Lula disse “não ter com ir a um cartório registrar que não é candidato”. Claro que Lula tem como ir a um cartório, tem um perto da casa dele, e registrar que não é candidato.
Lula ainda não foi ao cartório por saber que na política, assim como na vida, quase nunca um “não”, ou um “sim”, são garantias absolutas do “para todo o sempre”.
Lula, mesmo que sem querer, falou e respondeu… como candidato. Isso porque, e quando, candidatos não falam sobre o que realmente deveriam estar falando, e respondendo.
Aécio Neves começa a se soltar, a atacar, mas, nos temas macro quem ainda vem pontuando no PSDB é Fernando Henrique Cardoso.
Eduardo Campos avança, mas sem deixar de reverenciar… Lula. Campos sabe o que seria sua candidatura, ao menos hoje, se tivesse que enfrentar o ex-presidente.
Lula cobrou suas próprias criaturas: o governo Dilma e o PT. Isso quando afirmou: “Poderíamos estar melhor na economia, e Dilma vai ter que dizer na campanha como melhorar…”.
Cobrou o governo, o PT e a Petrobras a saírem do canto do ringue e partirem pra briga.
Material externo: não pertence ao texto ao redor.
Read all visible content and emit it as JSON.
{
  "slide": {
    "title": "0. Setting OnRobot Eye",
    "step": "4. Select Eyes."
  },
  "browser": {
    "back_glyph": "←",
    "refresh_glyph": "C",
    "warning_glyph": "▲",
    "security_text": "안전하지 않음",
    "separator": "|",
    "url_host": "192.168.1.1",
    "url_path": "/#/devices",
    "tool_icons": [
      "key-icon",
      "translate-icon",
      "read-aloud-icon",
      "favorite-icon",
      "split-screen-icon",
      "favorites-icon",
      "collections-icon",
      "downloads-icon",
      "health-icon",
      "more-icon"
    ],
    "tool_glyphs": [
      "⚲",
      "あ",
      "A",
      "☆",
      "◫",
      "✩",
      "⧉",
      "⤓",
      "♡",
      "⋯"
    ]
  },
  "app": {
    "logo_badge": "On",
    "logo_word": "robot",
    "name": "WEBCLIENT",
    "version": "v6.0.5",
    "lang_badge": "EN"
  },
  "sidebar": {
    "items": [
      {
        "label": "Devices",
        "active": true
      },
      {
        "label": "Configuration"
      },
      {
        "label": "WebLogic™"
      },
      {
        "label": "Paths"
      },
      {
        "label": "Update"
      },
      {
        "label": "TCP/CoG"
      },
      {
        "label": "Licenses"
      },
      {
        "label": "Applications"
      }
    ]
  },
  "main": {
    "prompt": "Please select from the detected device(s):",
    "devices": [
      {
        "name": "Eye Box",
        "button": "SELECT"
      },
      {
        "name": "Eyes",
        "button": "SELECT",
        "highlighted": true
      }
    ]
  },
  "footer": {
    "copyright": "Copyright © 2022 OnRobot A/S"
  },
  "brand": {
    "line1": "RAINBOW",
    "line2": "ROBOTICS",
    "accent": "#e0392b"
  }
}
Lula respondeu ao que deveriam responder os que estão, ou são, governo.
Lula cobrou a oposição por não aceitar CPIs contra si. Isso é um fato. O PSDB não fez CPI alguma pra valer na era FHC.
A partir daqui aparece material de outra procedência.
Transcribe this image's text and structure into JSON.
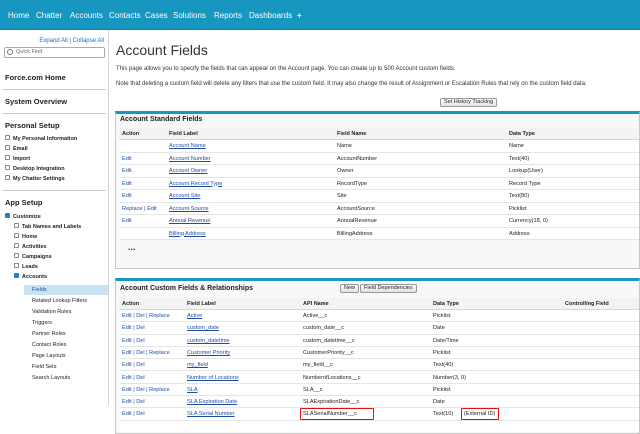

O escândalo do metrô está aí. É um escândalo de meio bilhão. E não há CPI em São Paulo. Por que o PSDB não quer CPI, como o governo Dilma também não quer.
Pelo que se consegue saber, Lula não quer mesmo ser candidato à presidência. Mas, por tudo que se sabe sobre Lula, só uma pessoa sabe o que Lula quer mesmo: o próprio Lula.
Lula pode e deve ter tido a melhor das intenções: a de reafirmar seu apoio à candidatura Dilma. Mas ele sabe que não há como controlar reações e interpretações ao seu gesto.
O gesto, o ímpeto que salta aos olhos e ouvidos, marca a ação de alguém que mal se aguenta em seu canto. Mesmo que a intenção de fato seja outra.
A propósito de ímpeto e gestos, disse ele:
-Cansei de ouvir dizerem que aquilo (o chamado “mensalão”) foi a maior corrupção da história….E aí aparece uma sonegação de impostos maior do que tudo que se falava…
O ímpeto se nota na frase com um sujeito, um grupo, nem tão oculto assim…
Indústria da comunicação, violência, economia, Petrobras… Sobre temas decisivos para o futuro do país, até agora candidato algum foi além dos slogans.
Slogans impostos pela marquetagem, com seus tempos e truques próprios. Diante de tanto silêncio, slogans e marquetagem, o discurso de Lula soa como… de um candidato.
Mesmo que Lula não queira, anuncie não querer e reafirme o apoio à candidatura Dilma.